7C. Fri. April 7 at 6:00 PM
8D. Sat. April 8 at 9:00 PM

RATCATCHER.
In a working class Glasgow neighborhood in the mid-seventies, 12-year-old James walks a fine line, treading reality and fantasy. The world around his council flat is dank and filthy, and getting worse all the time. His father drinks, his mother doesn't, but neither is of any help to James. And the memory of an accident in the local canal that killed one of his friends constantly disturbs him. As his family's dreams of moving up - even slightly - begin to disintegrate, the site of an unfinished new house becomes base camp for his vivid imagination.

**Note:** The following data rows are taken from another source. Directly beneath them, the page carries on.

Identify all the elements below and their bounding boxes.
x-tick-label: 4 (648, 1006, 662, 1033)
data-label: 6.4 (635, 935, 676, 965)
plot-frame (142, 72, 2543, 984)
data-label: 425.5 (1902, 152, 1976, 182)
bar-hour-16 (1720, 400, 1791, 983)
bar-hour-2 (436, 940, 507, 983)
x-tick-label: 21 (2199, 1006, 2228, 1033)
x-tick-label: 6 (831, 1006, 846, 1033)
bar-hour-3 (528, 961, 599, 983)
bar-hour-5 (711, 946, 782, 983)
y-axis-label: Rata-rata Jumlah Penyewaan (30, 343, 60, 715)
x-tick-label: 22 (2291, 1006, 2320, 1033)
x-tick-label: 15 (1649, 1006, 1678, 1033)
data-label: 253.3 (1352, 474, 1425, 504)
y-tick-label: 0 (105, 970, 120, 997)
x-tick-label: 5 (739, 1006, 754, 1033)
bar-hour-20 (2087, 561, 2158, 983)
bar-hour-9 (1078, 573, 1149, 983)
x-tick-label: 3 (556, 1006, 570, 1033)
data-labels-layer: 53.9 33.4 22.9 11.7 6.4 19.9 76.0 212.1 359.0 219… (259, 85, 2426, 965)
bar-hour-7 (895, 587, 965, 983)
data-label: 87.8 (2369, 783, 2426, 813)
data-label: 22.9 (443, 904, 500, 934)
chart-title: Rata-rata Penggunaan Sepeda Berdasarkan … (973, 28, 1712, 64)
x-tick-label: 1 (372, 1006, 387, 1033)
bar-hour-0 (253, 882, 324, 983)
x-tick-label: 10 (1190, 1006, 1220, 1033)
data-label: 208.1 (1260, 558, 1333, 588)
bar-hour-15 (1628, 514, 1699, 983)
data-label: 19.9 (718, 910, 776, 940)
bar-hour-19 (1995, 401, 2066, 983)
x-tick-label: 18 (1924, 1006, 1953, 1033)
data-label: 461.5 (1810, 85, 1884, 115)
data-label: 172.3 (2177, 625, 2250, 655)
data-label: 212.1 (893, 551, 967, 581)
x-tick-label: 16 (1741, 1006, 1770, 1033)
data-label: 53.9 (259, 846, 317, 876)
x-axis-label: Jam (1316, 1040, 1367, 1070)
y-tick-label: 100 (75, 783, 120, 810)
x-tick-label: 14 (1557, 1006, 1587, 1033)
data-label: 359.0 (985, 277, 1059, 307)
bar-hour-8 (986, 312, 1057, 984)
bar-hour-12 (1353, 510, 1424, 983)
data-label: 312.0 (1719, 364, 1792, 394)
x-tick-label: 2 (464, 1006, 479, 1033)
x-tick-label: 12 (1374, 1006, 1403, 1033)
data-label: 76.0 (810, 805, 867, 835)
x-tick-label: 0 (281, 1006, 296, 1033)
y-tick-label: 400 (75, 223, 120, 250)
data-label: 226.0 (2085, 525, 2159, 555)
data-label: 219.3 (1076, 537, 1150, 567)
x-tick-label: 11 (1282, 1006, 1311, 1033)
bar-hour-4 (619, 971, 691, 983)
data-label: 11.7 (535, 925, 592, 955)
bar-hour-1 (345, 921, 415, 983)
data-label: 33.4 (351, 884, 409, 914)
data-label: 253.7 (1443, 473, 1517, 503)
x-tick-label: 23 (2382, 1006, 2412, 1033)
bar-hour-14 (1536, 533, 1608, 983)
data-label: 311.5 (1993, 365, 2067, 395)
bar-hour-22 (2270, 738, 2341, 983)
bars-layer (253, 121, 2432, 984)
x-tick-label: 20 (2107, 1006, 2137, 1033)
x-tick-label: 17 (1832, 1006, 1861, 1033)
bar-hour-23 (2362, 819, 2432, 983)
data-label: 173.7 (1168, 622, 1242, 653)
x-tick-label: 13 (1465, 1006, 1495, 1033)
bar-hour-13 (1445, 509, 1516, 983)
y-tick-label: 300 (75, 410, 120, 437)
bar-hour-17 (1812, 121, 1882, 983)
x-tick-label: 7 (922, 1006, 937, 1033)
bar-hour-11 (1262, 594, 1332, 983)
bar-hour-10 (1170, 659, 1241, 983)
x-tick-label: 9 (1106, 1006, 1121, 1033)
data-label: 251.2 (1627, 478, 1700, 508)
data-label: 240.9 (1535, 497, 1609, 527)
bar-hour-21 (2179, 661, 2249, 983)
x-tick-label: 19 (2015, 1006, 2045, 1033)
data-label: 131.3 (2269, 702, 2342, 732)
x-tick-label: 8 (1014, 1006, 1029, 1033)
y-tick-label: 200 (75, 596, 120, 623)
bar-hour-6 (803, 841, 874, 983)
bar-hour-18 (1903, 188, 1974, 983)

Director Lynne Ramsay, whose wonderful short film Gasman graced the New York Film Festival in 1998, has realized an exquisite rendering of the mind of a child who is struggling to survive his own existence. A spectacular feature film debut. UK, 1999. 94 min.
Preceded by DREAM. Masayo Nishimura's computer-animated love story begins in the bowels of the IRT local. USA , 1999. 3 min.
7D. Fri. April 7 at 9:00 PM
9B. Sun. April 9 at 3:30 PM

SOUND AND FURY.
An impassioned debate about a miraculous surgical procedure affects three generations of the Artinian family in this powerful, emotionally searing exploration of the society and culture of the Deaf. Two brothers, one who hears and one who is deaf, and their wives struggle to decide if their children should receive cochlear implants. The hearing parents are convinced it will enable their son to hear and learn to speak, the other parents believe the operation to be a cruel procedure which will destroy American Sign Language and an established culture for the Deaf. In cinema verité style, filmmakers Josh Aronson and Roger Weisberg thoughtfully capture the anguished, opposing views of the grandparents and parents as well as the vibrant and affectionate children whose futures are of concern to everyone in this complex family. A film not to be missed, SOUND AND FURY will begin a theatrical run at Film Forum in the fall. USA, 1999. 80 min.
8A. Sat. April 8 at 12:30 PM
9C. Sun. April 9 at 6:30 PM

HEROD'S LAW.
Herod's Law is "do unto others what you can get away with." This is the lesson Juan Vargas learns only too well when his party promotes him from supervisor of a town dump to mayor of a remote village where the last several were lynched. This pitch black comedy may have brought down the officials who funded the film but it is bringing in large appreciative audiences at the few theaters that risk showing Luis Estrada's satire about the inevitability of corruption in Mexico. As Vargas' power grows so do his paranoia, misogyny and monomania: he becomes appalling and the film takes a turn. What was funny becomes disturbing, the laughter uneasy, and the intractability of Herod's Law apparent. A courageous film that proves Jonathan Swift is alive and living well south of the border. Mexico, 1999. 120 min.
8B. Sat. April 8 at 3:00 PM
9D. Sun. April 9 at 9:00 PM

CLOSE ENCOUNTERS.
A trio of new American shorts captures the pleasures and dangers of drawing close to another. Out comforting a love-sick friend, Eduardo meets a beautiful and somewhat mysterious older woman who will challenge his ideas about romance in JACARANDA (Francisco Velasquez, 1999). CUSP (Ruth Sergel, 1999) tells the story of Alice, a spirited twelve-year old who hits the wall of early adolescence when she discovers her carefully cultivated best friend starting to drift away; in FIVE FEET HIGH AND RISING (Peter Sollett, 1999) a budding teenager, after a visit to the local pool, gets caught up in the world of furtive glances and neighborhood romances (Best Short, Sundance). Total running time: 80 min.